When a vehicle travels at hypersonic speeds — that is, five or more times the speed of sound — an envelope of hot, ionized air develops around it. This so-called "plasma sheath" acts as a mirror against electromagnetic signals under most conditions, cutting off radio communications with anything outside the vehicle. [Photos: US Military Tests Hypersonic Craft]
As NASA's Apollo 13 crisis revealed in 1970, this radio silence can be fraught with extraordinary tension. As the crippled spacecraft plummeted back toward Earth, the communications blackout lasted more than a minute longer than expected, leaving ground control in tortured suspense over whether the three astronauts aboard had survived.
"When a re-entry vehicle is unable to be connected, the only thing you can do is pray for it," study lead author Xiaotian Gao, a physicist at the Harbin Institute of Technology in China, said in a statement.
Prior studies have tried to solve this communication blackout problem, but they all had their shortcomings. For instance, scientists have suggested changing the shape of hypersonic vehicles, because sharp-nosed vehicles have thinner plasma sheaths than blunt-nosed ones. But sometimes, blunt-nosed bodies are preferable because they can withstand heat better and slow down more quickly.
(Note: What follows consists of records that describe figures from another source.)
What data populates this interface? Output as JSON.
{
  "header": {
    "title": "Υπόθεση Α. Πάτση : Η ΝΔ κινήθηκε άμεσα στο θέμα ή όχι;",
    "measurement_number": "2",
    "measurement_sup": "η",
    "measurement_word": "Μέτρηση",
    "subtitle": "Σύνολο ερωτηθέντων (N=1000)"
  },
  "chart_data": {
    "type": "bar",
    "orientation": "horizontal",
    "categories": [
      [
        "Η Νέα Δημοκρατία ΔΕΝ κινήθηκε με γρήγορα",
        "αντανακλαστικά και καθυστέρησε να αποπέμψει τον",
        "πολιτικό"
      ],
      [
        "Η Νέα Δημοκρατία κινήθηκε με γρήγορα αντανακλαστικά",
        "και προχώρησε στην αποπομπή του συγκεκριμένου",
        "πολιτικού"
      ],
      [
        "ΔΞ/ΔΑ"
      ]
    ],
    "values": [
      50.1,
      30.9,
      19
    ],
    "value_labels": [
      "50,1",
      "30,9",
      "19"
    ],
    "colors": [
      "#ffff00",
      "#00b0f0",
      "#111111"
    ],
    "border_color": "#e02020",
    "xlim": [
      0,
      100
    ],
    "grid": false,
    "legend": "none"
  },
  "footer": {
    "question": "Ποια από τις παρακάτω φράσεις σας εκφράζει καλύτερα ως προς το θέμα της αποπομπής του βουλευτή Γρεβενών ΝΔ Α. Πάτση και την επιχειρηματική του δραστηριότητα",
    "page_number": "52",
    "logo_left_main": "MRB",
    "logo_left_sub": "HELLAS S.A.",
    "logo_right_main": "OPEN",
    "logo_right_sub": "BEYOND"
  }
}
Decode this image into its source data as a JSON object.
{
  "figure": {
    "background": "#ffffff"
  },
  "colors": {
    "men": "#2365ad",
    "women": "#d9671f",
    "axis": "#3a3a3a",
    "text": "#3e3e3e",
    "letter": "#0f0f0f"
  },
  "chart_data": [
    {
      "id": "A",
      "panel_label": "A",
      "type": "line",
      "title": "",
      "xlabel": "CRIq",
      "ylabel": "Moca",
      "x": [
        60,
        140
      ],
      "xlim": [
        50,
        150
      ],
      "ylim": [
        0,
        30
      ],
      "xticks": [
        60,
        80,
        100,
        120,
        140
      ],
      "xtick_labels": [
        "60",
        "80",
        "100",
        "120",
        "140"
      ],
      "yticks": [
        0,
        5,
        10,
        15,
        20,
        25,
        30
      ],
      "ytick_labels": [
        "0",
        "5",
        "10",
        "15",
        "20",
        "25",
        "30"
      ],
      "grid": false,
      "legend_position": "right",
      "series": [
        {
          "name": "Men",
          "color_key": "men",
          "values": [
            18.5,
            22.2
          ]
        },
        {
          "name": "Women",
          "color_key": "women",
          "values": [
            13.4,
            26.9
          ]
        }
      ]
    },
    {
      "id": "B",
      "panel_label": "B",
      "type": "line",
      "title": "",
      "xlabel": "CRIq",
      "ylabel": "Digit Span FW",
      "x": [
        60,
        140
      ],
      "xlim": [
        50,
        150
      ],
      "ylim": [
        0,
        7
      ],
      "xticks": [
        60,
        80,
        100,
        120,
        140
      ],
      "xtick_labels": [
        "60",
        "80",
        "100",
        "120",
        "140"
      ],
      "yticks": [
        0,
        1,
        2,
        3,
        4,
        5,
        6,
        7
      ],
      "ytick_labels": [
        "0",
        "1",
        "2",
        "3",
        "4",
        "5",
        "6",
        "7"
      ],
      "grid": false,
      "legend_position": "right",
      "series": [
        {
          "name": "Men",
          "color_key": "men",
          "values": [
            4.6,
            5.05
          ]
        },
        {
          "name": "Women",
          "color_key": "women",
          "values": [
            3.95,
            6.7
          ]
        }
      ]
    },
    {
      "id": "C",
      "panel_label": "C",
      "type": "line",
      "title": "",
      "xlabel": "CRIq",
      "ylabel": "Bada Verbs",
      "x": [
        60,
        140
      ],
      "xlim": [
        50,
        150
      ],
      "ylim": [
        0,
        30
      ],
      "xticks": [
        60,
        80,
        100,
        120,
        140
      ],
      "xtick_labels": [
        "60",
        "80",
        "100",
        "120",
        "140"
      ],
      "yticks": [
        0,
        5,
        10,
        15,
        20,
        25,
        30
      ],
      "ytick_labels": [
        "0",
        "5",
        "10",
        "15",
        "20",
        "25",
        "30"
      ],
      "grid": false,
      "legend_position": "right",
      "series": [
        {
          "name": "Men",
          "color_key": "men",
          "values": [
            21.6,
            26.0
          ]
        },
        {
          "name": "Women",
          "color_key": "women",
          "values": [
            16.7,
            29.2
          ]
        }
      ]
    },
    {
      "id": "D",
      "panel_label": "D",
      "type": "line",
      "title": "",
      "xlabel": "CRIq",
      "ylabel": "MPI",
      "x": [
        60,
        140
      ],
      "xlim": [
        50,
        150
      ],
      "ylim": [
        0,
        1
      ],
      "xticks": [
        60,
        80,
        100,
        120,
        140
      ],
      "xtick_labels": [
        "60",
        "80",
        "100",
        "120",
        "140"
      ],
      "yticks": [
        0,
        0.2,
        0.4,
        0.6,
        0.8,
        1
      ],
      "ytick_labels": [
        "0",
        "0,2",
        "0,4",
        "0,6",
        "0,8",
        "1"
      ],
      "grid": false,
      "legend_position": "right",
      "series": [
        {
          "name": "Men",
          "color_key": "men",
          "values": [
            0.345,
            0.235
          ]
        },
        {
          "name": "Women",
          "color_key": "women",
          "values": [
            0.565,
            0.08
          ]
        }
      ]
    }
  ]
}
Other approaches involve using magnetic fields to control the plasma sheath, or injecting water or other liquids into the plasma sheath to make it more permeable to radio signals, but these methods require extra power and weight, respectively.
Now, Gao and his colleague Binhao Jiang, also of the Harbin Institute of Technology, reveal they might be able to use the plasma sheath itself to enhance signals from antennas to maintain communications during hypersonic flight.
"We may have found a novel approach to solve the communication blackout problem," Gao told Space.com.
The researchers explained that, when the electromagnetic fluctuations of radio antennas are in sync with those of their surroundings, a phenomenon known as resonance can amplify radio signals. One example of resonance is the way a playground swing will climb higher from repeated pushes. Another well-known example of resonance can be seen when an opera singer hits just the right note to cause a champagne glass to resonate and shatter.
The researchers suggested adding a carefully designed layer of electrically insulating material onto communications antennas that would essentially store electrical energy. In combination with the plasma sheath, this "matched layer" would generate resonant conditions during hypersonic flight, and radio signals could propagate through, they explained.
For the resonance to work, the thickness of this matched layer and the plasma sheath must be smaller than the wavelengths of the radio signals used for communication, the scientists noted. The properties of the plasma sheath can vary during flight, complicating any efforts to generate resonance, but the researchers suggested the matched layer can compensate for these changes if it is made from a material whose electromagnetic properties can be altered electrically.
"We don't need to know exactly the properties of the plasma layer, but we need to know the ranges for these properties," Gao said in a statement. "The matched layer will be adjusted by an automatic control system, so we only need to know the ranges to make sure this whole system can work appropriately."
The researchers noted that their new approach has a number of advantages over prior attempts to solve the communication blackout problem: It does not rely on a particular shape of vehicle in order to work, nor does it consume additional energy or require extra weight.
Still, Gao cautioned that this finding is only a theoretical prediction. "It needs to be verified by further experiments," he said.
The researchers do not plan to build such a hypersonic communication system themselves. "We hope engineers from all over the world can solve this problem by using our approach," Gao said. "It will give us a sense of accomplishment."
Gao and Jiang detailed their findings online June 16 in the Journal of Applied Physics.